"That was quite different," he said. "She was a baby and had to be held on. It was the fun of climbing up I cared for."
"She wasn't a baby," I said. "She's nine years old, he said she was—didn't he, mamma?"
"You are mixing two things together," said mamma. "Mr. Cranston was speaking first of his daughter long ago when she was a child, and then he was speaking of her daughter, little Myra Raby, who is now nine years old."
"Why did he say my 'poor' daughter?" I asked.
"Did you not hear the allusion to her death? Mrs. Raby died soon after little Myra was born. Mr. Raby married again—he is a clergyman not very far from Fernley——"
"A clergyman," exclaimed Haddie. He was more worldly-wise than I, thanks to being at school. "A clergyman, and he married a shopkeeper's daughter."
"There are very different kinds of shopkeepers, Haddie," said mamma. "Mr. Cranston is very rich, and his daughter was very well educated and very nice. Still, no doubt Mr. Raby was in a higher position than she, and both Mr. Cranston and his wife are very right-minded people, and never pretend to be more than they are. That is why I was so glad to hear that little Myra is coming to stay with them. I was afraid the second Mrs. Raby might have looked down upon them perhaps."
Haddie said no more about it. And though I listened to what mamma said, I don't think I quite took in the sense of it till a good while afterwards. It has often been like that with me in life. I have a curiously "retentive" memory, as it is called.

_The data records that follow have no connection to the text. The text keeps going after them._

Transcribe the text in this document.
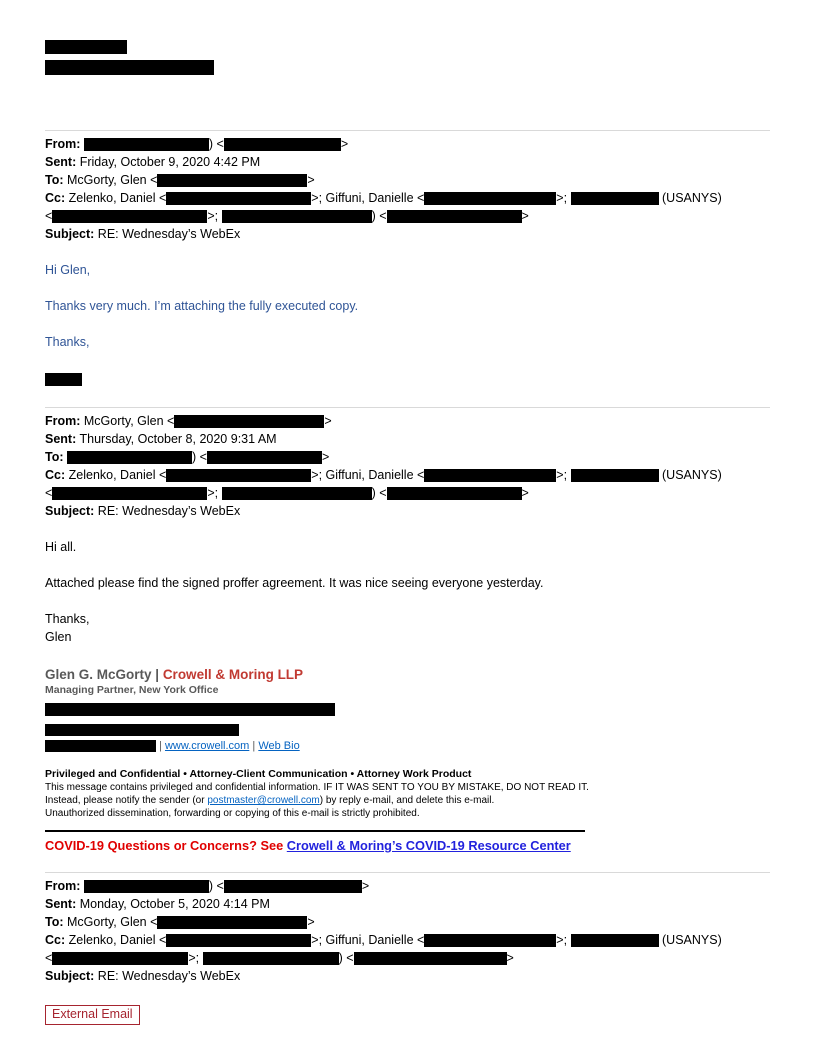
From:	) <	>
Sent: Friday, October 9, 2020 4:42 PM
To: McGorty, Glen <	>
Cc: Zelenko, Daniel <	>; Giffuni, Danielle <	>;	(USANYS)
<	>;	) <	>
Subject: RE: Wednesday’s WebEx

Hi Glen,

Thanks very much. I’m attaching the fully executed copy.

Thanks,

From: McGorty, Glen <	>
Sent: Thursday, October 8, 2020 9:31 AM
To:	) <	>
Cc: Zelenko, Daniel <	>; Giffuni, Danielle <	>;	(USANYS)
<	>;	) <	>
Subject: RE: Wednesday’s WebEx

Hi all.

Attached please find the signed proffer agreement. It was nice seeing everyone yesterday.

Thanks,

Glen

Glen G. McGorty | Crowell & Moring LLP
Managing Partner, New York Office
| www.crowell.com | Web Bio
Privileged and Confidential • Attorney-Client Communication • Attorney Work Product
This message contains privileged and confidential information. IF IT WAS SENT TO YOU BY MISTAKE, DO NOT READ IT.
Instead, please notify the sender (or postmaster@crowell.com) by reply e-mail, and delete this e-mail.
Unauthorized dissemination, forwarding or copying of this e-mail is strictly prohibited.
COVID-19 Questions or Concerns? See Crowell & Moring’s COVID-19 Resource Center
From:	) <	>
Sent: Monday, October 5, 2020 4:14 PM
To: McGorty, Glen <	>
Cc: Zelenko, Daniel <	>; Giffuni, Danielle <	>;	(USANYS)
<	>;	) <	>
Subject: RE: Wednesday’s WebEx
External Email
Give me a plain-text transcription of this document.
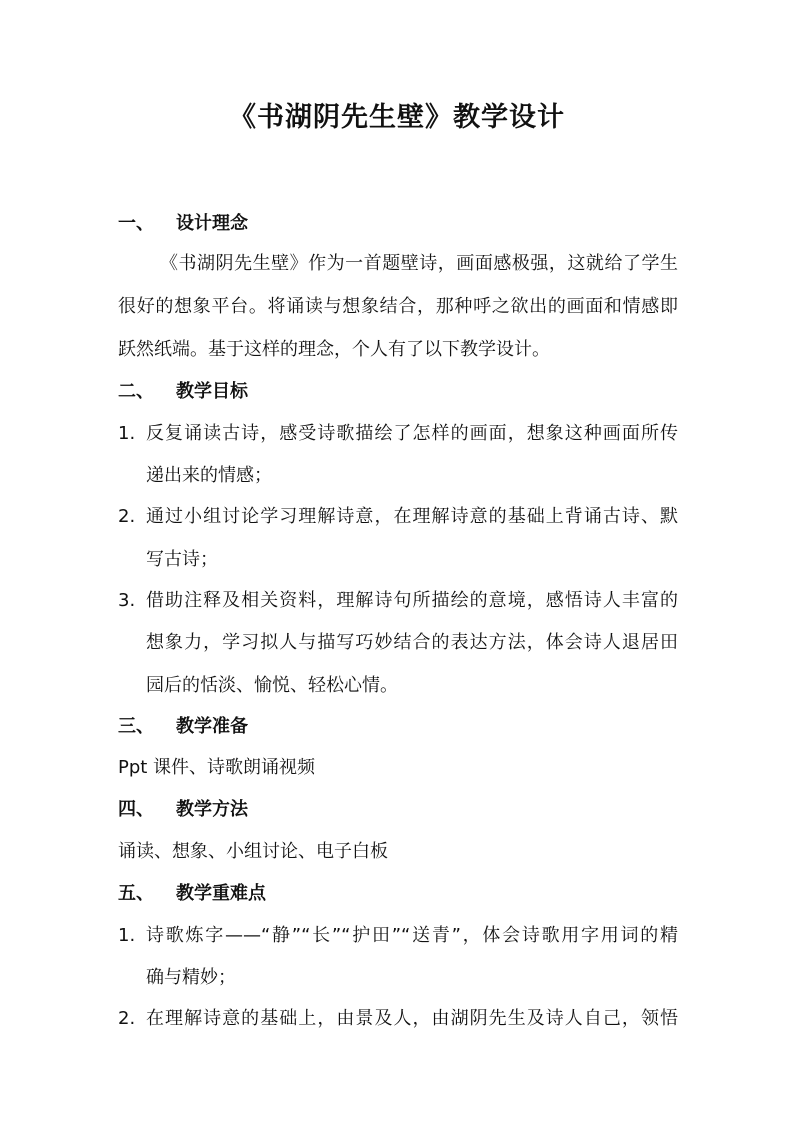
《书湖阴先生壁》教学设计
一、 设计理念
《书湖阴先生壁》作为一首题壁诗，画面感极强，这就给了学生
很好的想象平台。将诵读与想象结合，那种呼之欲出的画面和情感即
跃然纸端。基于这样的理念，个人有了以下教学设计。
二、 教学目标
1. 反复诵读古诗，感受诗歌描绘了怎样的画面，想象这种画面所传
递出来的情感；
2. 通过小组讨论学习理解诗意，在理解诗意的基础上背诵古诗、默
写古诗；
3. 借助注释及相关资料，理解诗句所描绘的意境，感悟诗人丰富的
想象力，学习拟人与描写巧妙结合的表达方法，体会诗人退居田
园后的恬淡、愉悦、轻松心情。
三、 教学准备
Ppt 课件、诗歌朗诵视频
四、 教学方法
诵读、想象、小组讨论、电子白板
五、 教学重难点
1. 诗歌炼字——“静”“长”“护田”“送青”，体会诗歌用字用词的精
确与精妙；
2. 在理解诗意的基础上，由景及人，由湖阴先生及诗人自己，领悟
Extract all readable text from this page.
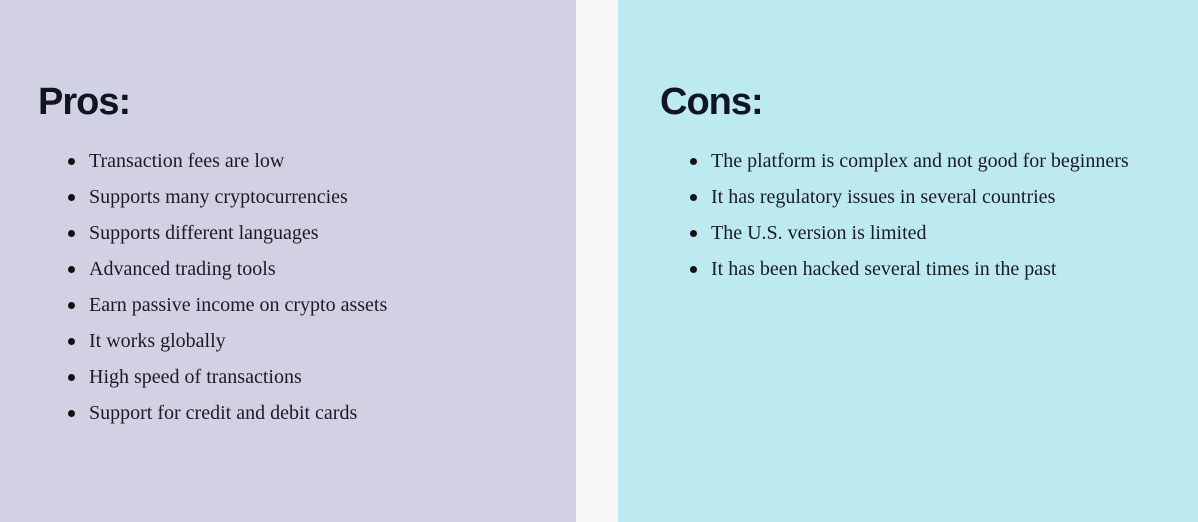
Pros:
Transaction fees are low
Supports many cryptocurrencies
Supports different languages
Advanced trading tools
Earn passive income on crypto assets
It works globally
High speed of transactions
Support for credit and debit cards
Cons:
The platform is complex and not good for beginners
It has regulatory issues in several countries
The U.S. version is limited
It has been hacked several times in the past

Words and speeches remain in my mind like unread letters, till some day, quite unexpectedly, something reminds me of them, and I take them out, as it were, and find what they really meant.
But just now my only interest in little Myra Raby's history was a present one.
"Mamma," I said suddenly, "if she is a nice little girl like what her mamma was, mightn't I have her to come and see me and play with me? I have never had any little girl to play with, and it is so dull sometimes—the days that Haddie is late at school and when you are busy. Do say I may have her—I'm sure old Mr. Cranston would let her come, and then I might go and play with her sometimes perhaps. Do you think she will play among the furniture—where the lions are?"